Furthermore, our reactions to pain depend on other mental conditions:
Daniel Dennett: “Real pain is bound up with the struggle to survive, with the real prospect of death, with the afflictions of our soft and fragile and warm flesh. ... There can be no denying (though many have ignored it) that our concept of pain is inextricably bound up with (which may mean something less strong than essentially connected with) our ethical intuitions, our senses of suffering, obligation, and evil.”[35]

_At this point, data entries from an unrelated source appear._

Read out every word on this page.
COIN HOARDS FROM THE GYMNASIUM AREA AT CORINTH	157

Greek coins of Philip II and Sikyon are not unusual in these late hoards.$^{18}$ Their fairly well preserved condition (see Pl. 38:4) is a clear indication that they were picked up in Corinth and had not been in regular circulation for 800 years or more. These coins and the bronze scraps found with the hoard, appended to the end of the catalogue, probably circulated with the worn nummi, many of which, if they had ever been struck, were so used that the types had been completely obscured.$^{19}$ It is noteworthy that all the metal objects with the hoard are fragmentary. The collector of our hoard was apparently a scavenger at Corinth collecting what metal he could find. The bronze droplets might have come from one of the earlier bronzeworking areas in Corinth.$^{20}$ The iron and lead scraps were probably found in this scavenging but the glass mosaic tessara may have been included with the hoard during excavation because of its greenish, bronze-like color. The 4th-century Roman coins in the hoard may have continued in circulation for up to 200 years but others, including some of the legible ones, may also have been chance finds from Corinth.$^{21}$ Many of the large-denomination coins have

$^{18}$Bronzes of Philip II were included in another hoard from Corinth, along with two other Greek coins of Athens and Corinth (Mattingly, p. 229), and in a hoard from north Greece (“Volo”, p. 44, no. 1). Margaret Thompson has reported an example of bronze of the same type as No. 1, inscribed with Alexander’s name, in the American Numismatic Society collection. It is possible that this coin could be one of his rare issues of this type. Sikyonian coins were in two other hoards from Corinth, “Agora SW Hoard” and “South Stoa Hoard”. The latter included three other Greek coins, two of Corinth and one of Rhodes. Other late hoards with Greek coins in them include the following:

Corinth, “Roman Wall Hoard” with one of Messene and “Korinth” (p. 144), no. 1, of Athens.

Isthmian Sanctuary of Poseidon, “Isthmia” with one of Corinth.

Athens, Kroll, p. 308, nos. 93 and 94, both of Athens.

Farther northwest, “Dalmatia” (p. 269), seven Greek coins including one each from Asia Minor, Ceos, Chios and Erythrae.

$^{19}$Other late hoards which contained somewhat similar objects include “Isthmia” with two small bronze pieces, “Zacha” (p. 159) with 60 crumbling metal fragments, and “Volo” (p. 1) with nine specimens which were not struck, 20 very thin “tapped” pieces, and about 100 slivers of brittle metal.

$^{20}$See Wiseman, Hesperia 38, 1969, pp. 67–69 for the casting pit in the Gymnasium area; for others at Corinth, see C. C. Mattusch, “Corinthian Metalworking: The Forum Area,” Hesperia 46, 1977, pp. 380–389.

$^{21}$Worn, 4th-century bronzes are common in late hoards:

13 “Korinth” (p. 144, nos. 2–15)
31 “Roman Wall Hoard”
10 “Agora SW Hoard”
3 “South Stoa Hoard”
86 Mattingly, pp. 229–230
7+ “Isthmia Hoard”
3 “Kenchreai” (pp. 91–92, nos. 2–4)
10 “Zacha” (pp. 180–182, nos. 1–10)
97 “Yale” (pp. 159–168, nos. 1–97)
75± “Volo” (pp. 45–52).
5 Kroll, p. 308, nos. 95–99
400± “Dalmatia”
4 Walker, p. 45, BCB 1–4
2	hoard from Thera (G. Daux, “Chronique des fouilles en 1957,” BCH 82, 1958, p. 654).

In general, we still do not know much about how physical pain leads to suffering. For although we have learned a good deal about where many functions are done in the brain, we still know very little about how each of those brain-parts actually work—because we still need theories (like those in this book) about what those resources actually do.
Perhaps we’ll find more clues about such things in a rare condition that results from injuring certain parts of the brain: the victims of ‘Pain Asymbolia’ still recognize what the rest of us describe as pain—but do not find those feelings unpleasant, and may even laugh in response to them. Perhaps they have lost some resources that cause what, in others, are cascades of torments.
??????????????????? Physical vs. Mental ‘Pain’
Citizen: Physical pain is just one kind of pain—and emotional pains can be just as intense; they can even drive people to suicide. How could your theory also explain those other kinds of agonies?
Are mental and physical pains the same? They frequently seem to have similar ways to make changes in our mental states. What kind of relation could there be between how we react to, say, pinching or burning of the skin, and ‘painful’ events inside our minds, like,
The pain of losing a long-term companion.
The pain of watching the pain of others.
The pain of sleep deprivation.
The pain of humiliation and perceived failure.
The pain of excessive and prolonged stress.
Suppose that you were to hear Charles say, “I felt so anxious and upset that it felt like something was tearing my gut.” You might conclude that Charles’s feelings reminded him of times when he had a stomachache.